While effective in treating abdominal pain, opioids have significant side effects. Recent legalization of cannabis will likely promote use of cannabinoids as an adjunct or alternative to opioids, ...despite a lack of evidence. We aimed to investigate whether cannabinoids inhibit mouse colonic nociception, alone or in combination with opioids at low doses. Experiments were performed on C57BL/6 male and female mice. Visceral nociception was evaluated by measuring visceromotor responses (VMR), afferent nerve mechanosensitivity in flat-sheet colon preparations, and excitability of isolated DRG neurons. Blood oxygen saturation, locomotion, and defecation were measured to evaluate side effects. An agonist of cannabinoid 1 receptor (CB1R), arachidonyl-2'-chloroethylamide (ACEA), dose-dependently decreased VMR. ACEA and HU-210 (another CB1R agonist) also attenuated colonic afferent nerve mechanosensitivity. Additionally, HU-210 concentration-dependently decreased DRG neuron excitability, which was reversed by the CB1R antagonist AM-251. Conversely, cannabinoid 2 receptor (CB2R) agonists did not attenuate VMR, afferent nerve mechanosensitivity, or DRG neuron excitability. Combination of subanalgesic doses of CB1R and µ-opioid receptor agonists decreased VMR; importantly, this analgesic effect was preserved after 6 d of twice daily treatment. This combination also attenuated afferent nerve mechanosensitivity and DRG neuron excitability, which was inhibited by neuronal nitric oxide synthase and guanylate cyclase inhibitors. This combination avoided side effects (decreased oxygen saturation and colonic transit) caused by analgesic dose of morphine. Activation of CB1R, but not CB2R, decreased colonic nociception both alone and in synergy with µ-opioid receptor. Thus, CB1R agonists may enable opioid dose reduction and avoid opioid-related side effects.

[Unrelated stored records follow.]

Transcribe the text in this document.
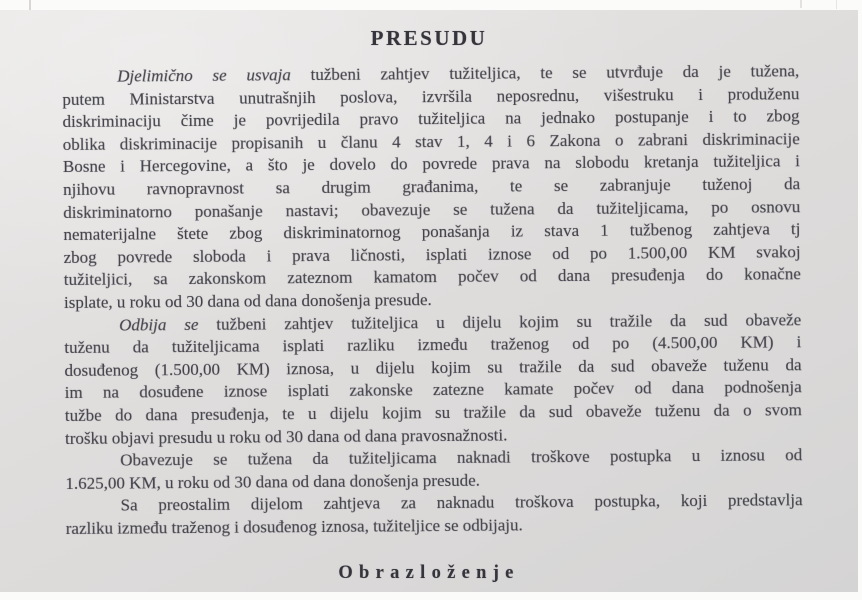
PRESUDU
Djelimično se usvaja tužbeni zahtjev tužiteljica, te se utvrđuje da je tužena,
putem Ministarstva unutrašnjih poslova, izvršila neposrednu, višestruku i produženu
diskriminaciju čime je povrijedila pravo tužiteljica na jednako postupanje i to zbog
oblika diskriminacije propisanih u članu 4 stav 1, 4 i 6 Zakona o zabrani diskriminacije
Bosne i Hercegovine, a što je dovelo do povrede prava na slobodu kretanja tužiteljica i
njihovu ravnopravnost sa drugim građanima, te se zabranjuje tuženoj da
diskriminatorno ponašanje nastavi; obavezuje se tužena da tužiteljicama, po osnovu
nematerijalne štete zbog diskriminatornog ponašanja iz stava 1 tužbenog zahtjeva tj
zbog povrede sloboda i prava ličnosti, isplati iznose od po 1.500,00 KM svakoj
tužiteljici, sa zakonskom zateznom kamatom počev od dana presuđenja do konačne
isplate, u roku od 30 dana od dana donošenja presude.
Odbija se tužbeni zahtjev tužiteljica u dijelu kojim su tražile da sud obaveže
tuženu da tužiteljicama isplati razliku između traženog od po (4.500,00 KM) i
dosuđenog (1.500,00 KM) iznosa, u dijelu kojim su tražile da sud obaveže tuženu da
im na dosuđene iznose isplati zakonske zatezne kamate počev od dana podnošenja
tužbe do dana presuđenja, te u dijelu kojim su tražile da sud obaveže tuženu da o svom
trošku objavi presudu u roku od 30 dana od dana pravosnažnosti.
Obavezuje se tužena da tužiteljicama naknadi troškove postupka u iznosu od
1.625,00 KM, u roku od 30 dana od dana donošenja presude.
Sa preostalim dijelom zahtjeva za naknadu troškova postupka, koji predstavlja
razliku između traženog i dosuđenog iznosa, tužiteljice se odbijaju.
Obrazloženje
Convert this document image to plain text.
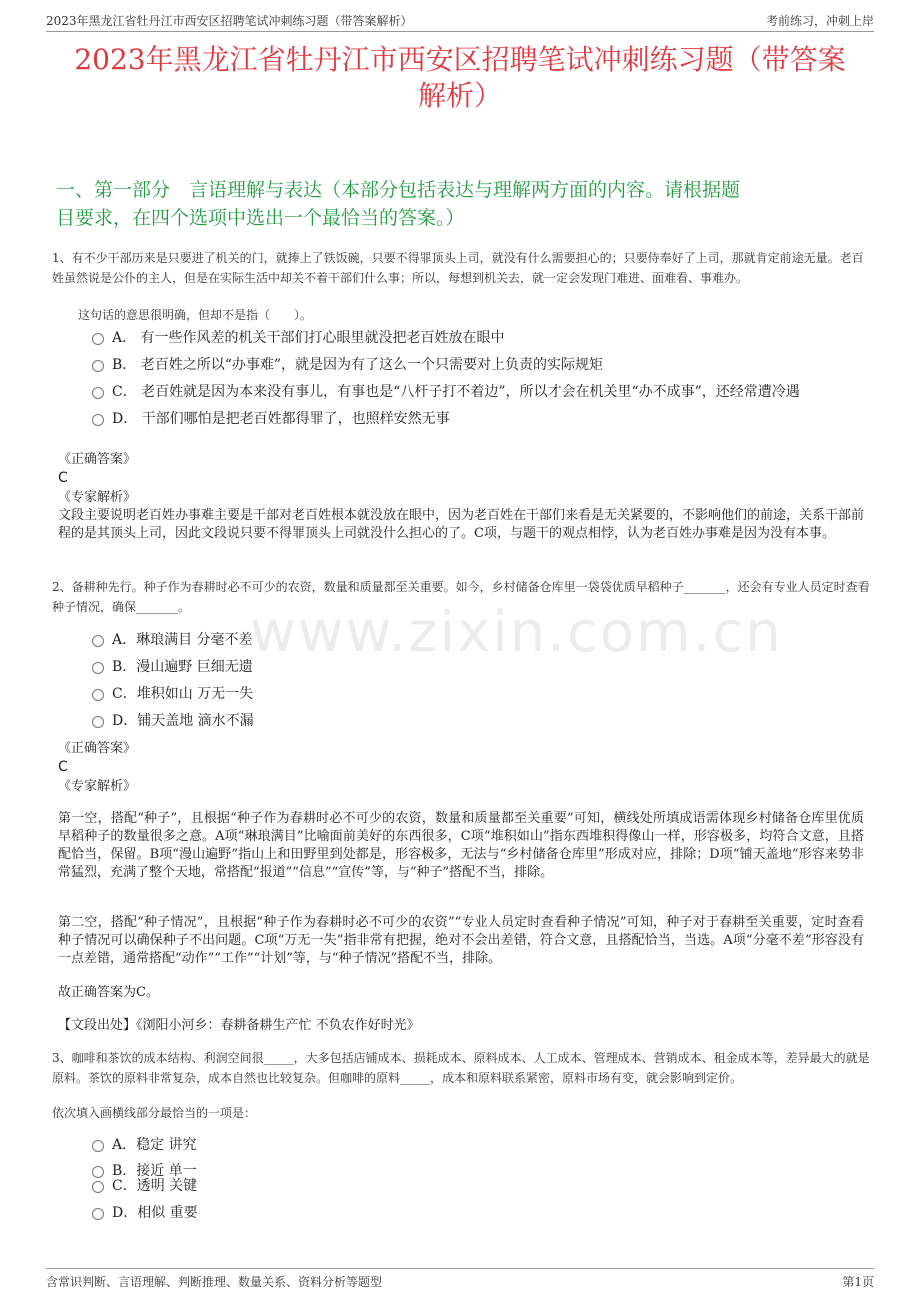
2023年黑龙江省牡丹江市西安区招聘笔试冲刺练习题（带答案解析）	考前练习，冲刺上岸
2023年黑龙江省牡丹江市西安区招聘笔试冲刺练习题（带答案
解析）
一、第一部分　言语理解与表达（本部分包括表达与理解两方面的内容。请根据题
目要求，在四个选项中选出一个最恰当的答案。）
www.zixin.com.cn
1、有不少干部历来是只要进了机关的门，就捧上了铁饭碗，只要不得罪顶头上司，就没有什么需要担心的；只要侍奉好了上司，那就肯定前途无量。老百姓虽然说是公仆的主人，但是在实际生活中却关不着干部们什么事；所以，每想到机关去，就一定会发现门难进、面难看、事难办。
这句话的意思很明确，但却不是指（　　）。
A． 有一些作风差的机关干部们打心眼里就没把老百姓放在眼中
B． 老百姓之所以“办事难”，就是因为有了这么一个只需要对上负责的实际规矩
C． 老百姓就是因为本来没有事儿，有事也是“八杆子打不着边”，所以才会在机关里“办不成事”，还经常遭冷遇
D． 干部们哪怕是把老百姓都得罪了，也照样安然无事
《正确答案》
C
《专家解析》
文段主要说明老百姓办事难主要是干部对老百姓根本就没放在眼中，因为老百姓在干部们来看是无关紧要的，不影响他们的前途，关系干部前程的是其顶头上司，因此文段说只要不得罪顶头上司就没什么担心的了。C项，与题干的观点相悖，认为老百姓办事难是因为没有本事。
2、备耕种先行。种子作为春耕时必不可少的农资，数量和质量都至关重要。如今，乡村储备仓库里一袋袋优质早稻种子_______，还会有专业人员定时查看种子情况，确保_______。
A．琳琅满目 分毫不差
B．漫山遍野 巨细无遗
C．堆积如山 万无一失
D．铺天盖地 滴水不漏
《正确答案》
C
《专家解析》
第一空，搭配“种子”，且根据“种子作为春耕时必不可少的农资，数量和质量都至关重要”可知，横线处所填成语需体现乡村储备仓库里优质早稻种子的数量很多之意。A项“琳琅满目”比喻面前美好的东西很多，C项“堆积如山”指东西堆积得像山一样，形容极多，均符合文意，且搭配恰当，保留。B项“漫山遍野”指山上和田野里到处都是，形容极多，无法与“乡村储备仓库里”形成对应，排除；D项“铺天盖地”形容来势非常猛烈，充满了整个天地，常搭配“报道”“信息”“宣传”等，与“种子”搭配不当，排除。
第二空，搭配“种子情况”，且根据“种子作为春耕时必不可少的农资”“专业人员定时查看种子情况”可知，种子对于春耕至关重要，定时查看种子情况可以确保种子不出问题。C项“万无一失”指非常有把握，绝对不会出差错，符合文意，且搭配恰当，当选。A项“分毫不差”形容没有一点差错，通常搭配“动作”“工作”“计划”等，与“种子情况”搭配不当，排除。
故正确答案为C。
【文段出处】《浏阳小河乡：春耕备耕生产忙 不负农作好时光》
3、咖啡和茶饮的成本结构、利润空间很_____，大多包括店铺成本、损耗成本、原料成本、人工成本、管理成本、营销成本、租金成本等，差异最大的就是原料。茶饮的原料非常复杂，成本自然也比较复杂。但咖啡的原料_____，成本和原料联系紧密，原料市场有变，就会影响到定价。
依次填入画横线部分最恰当的一项是：
A．稳定 讲究
B．接近 单一
C．透明 关键
D．相似 重要
含常识判断、言语理解、判断推理、数量关系、资料分析等题型	第1页
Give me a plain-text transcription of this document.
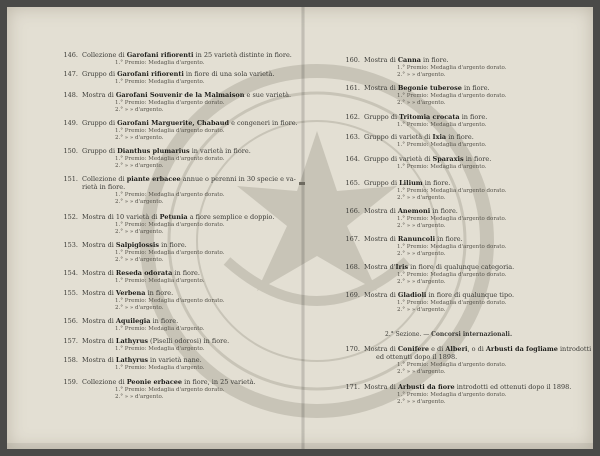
146. Collezione di Garofani rifiorenti in 25 varietà distinte in fiore.
1.° Premio: Medaglia d'argento.
147. Gruppo di Garofani rifiorenti in fiore di una sola varietà.
1.° Premio: Medaglia d'argento.
148. Mostra di Garofani Souvenir de la Malmaison e sue varietà.
1.° Premio: Medaglia d'argento dorato.
2.° » » d'argento.
149. Gruppo di Garofani Marguerite, Chabaud e congeneri in fiore.
1.° Premio: Medaglia d'argento dorato.
2.° » » d'argento.
150. Gruppo di Dianthus plumarius in varietà in fiore.
1.° Premio: Medaglia d'argento dorato.
2.° » » d'argento.
151. Collezione di piante erbacee annue o perenni in 30 specie e va-
rietà in fiore.
1.° Premio: Medaglia d'argento dorato.
2.° » » d'argento.
152. Mostra di 10 varietà di Petunia a fiore semplice e doppio.
1.° Premio: Medaglia d'argento dorato.
2.° » » d'argento.
153. Mostra di Salpiglossis in fiore.
1.° Premio: Medaglia d'argento dorato.
2.° » » d'argento.
154. Mostra di Reseda odorata in fiore.
1.° Premio: Medaglia d'argento.
155. Mostra di Verbena in fiore.
1.° Premio: Medaglia d'argento dorato.
2.° » » d'argento.
156. Mostra di Aquilegia in fiore.
1.° Premio: Medaglia d'argento.
157. Mostra di Lathyrus (Piselli odorosi) in fiore.
1.° Premio: Medaglia d'argento.
158. Mostra di Lathyrus in varietà nane.
1.° Premio: Medaglia d'argento.
159. Collezione di Peonie erbacee in fiore, in 25 varietà.
1.° Premio: Medaglia d'argento dorato.
2.° » » d'argento.
160. Mostra di Canna in fiore.
1.° Premio: Medaglia d'argento dorato.
2.° » » d'argento.
161. Mostra di Begonie tuberose in fiore.
1.° Premio: Medaglia d'argento dorato.
2.° » » d'argento.
162. Gruppo di Tritomia crocata in fiore.
1.° Premio: Medaglia d'argento.
163. Gruppo di varietà di Ixia in fiore.
1.° Premio: Medaglia d'argento.
164. Gruppo di varietà di Sparaxis in fiore.
1.° Premio: Medaglia d'argento.
165. Gruppo di Lilium in fiore.
1.° Premio: Medaglia d'argento dorato.
2.° » » d'argento.
166. Mostra di Anemoni in fiore.
1.° Premio: Medaglia d'argento dorato.
2.° » » d'argento.
167. Mostra di Ranuncoli in fiore.
1.° Premio: Medaglia d'argento dorato.
2.° » » d'argento.
168. Mostra d'Iris in fiore di qualunque categoria.
1.° Premio: Medaglia d'argento dorato.
2.° » » d'argento.
169. Mostra di Gladioli in fiore di qualunque tipo.
1.° Premio: Medaglia d'argento dorato.
2.° » » d'argento.
170. Mostra di Conifere e di Alberi, o di Arbusti da fogliame introdotti
ed ottenuti dopo il 1898.
1.° Premio: Medaglia d'argento dorato.
2.° » » d'argento.
171. Mostra di Arbusti da fiore introdotti ed ottenuti dopo il 1898.
1.° Premio: Medaglia d'argento dorato.
2.° » » d'argento.
2.° Sezione. — Concorsi internazionali.
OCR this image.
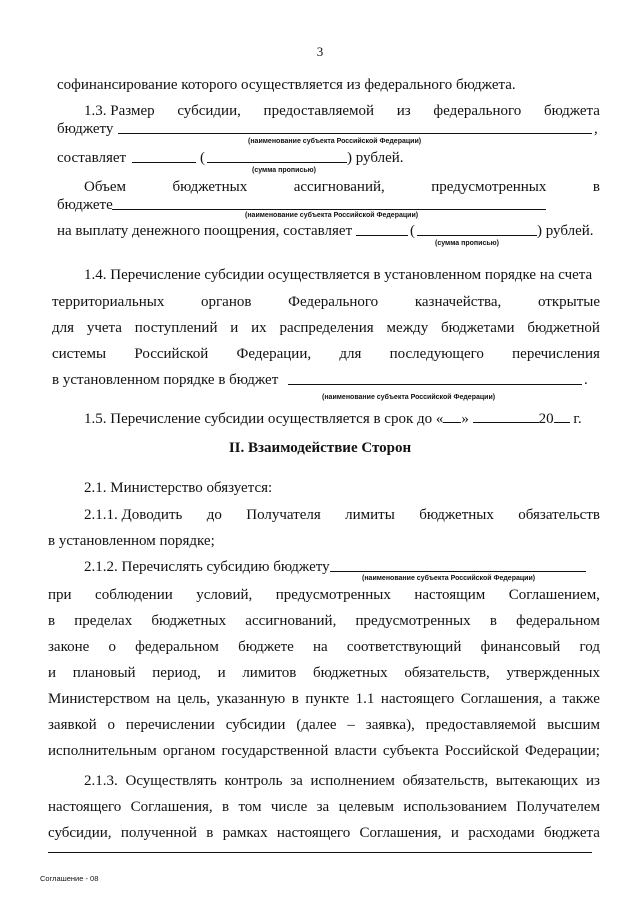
3
софинансирование которого осуществляется из федерального бюджета.
1.3. Размер субсидии, предоставляемой из федерального бюджета
бюджету	,
(наименование субъекта Российской Федерации)
составляет	(	) рублей.
(сумма прописью)
Объем	бюджетных	ассигнований,	предусмотренных	в
бюджете
(наименование субъекта Российской Федерации)
на выплату денежного поощрения, составляет	(	) рублей.
(сумма прописью)
1.4. Перечисление субсидии осуществляется в установленном порядке на счета
территориальных органов Федерального казначейства, открытые
для учета поступлений и их распределения между бюджетами бюджетной
системы Российской Федерации, для последующего перечисления
в установленном порядке в бюджет	.
(наименование субъекта Российской Федерации)
1.5. Перечисление субсидии осуществляется в срок до « »	20 г.
II. Взаимодействие Сторон
2.1. Министерство обязуется:
2.1.1. Доводить до Получателя лимиты бюджетных обязательств
в установленном порядке;
2.1.2. Перечислять субсидию бюджету
(наименование субъекта Российской Федерации)
при соблюдении условий, предусмотренных настоящим Соглашением,
в пределах бюджетных ассигнований, предусмотренных в федеральном
законе о федеральном бюджете на соответствующий финансовый год
и плановый период, и лимитов бюджетных обязательств, утвержденных
Министерством на цель, указанную в пункте 1.1 настоящего Соглашения, а также
заявкой о перечислении субсидии (далее – заявка), предоставляемой высшим
исполнительным органом государственной власти субъекта Российской Федерации;
2.1.3. Осуществлять контроль за исполнением обязательств, вытекающих из
настоящего Соглашения, в том числе за целевым использованием Получателем
субсидии, полученной в рамках настоящего Соглашения, и расходами бюджета
Соглашение - 08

One of the most cited needs for patients with abdominal pain are safe and effective treatment options. The effectiveness of opioids in the management of abdominal pain is undermined by severe adverse side effects. Therefore, strategies to replace opioids or reduce the doses of opioids to suppress abdominal pain is needed. This study in mice demonstrates that cannabinoid 1 receptor (CB1R) agonists inhibit visceral sensation. Furthermore, a combination of subanalgesic doses of µ-opioid receptor agonist and CB1R agonist markedly reduce abdominal pain without causing the side effects of high-dose opioids. Thus, CB1R agonists, alone or in combination with low-dose opioids, may be a novel and safe treatment strategy for abdominal pain.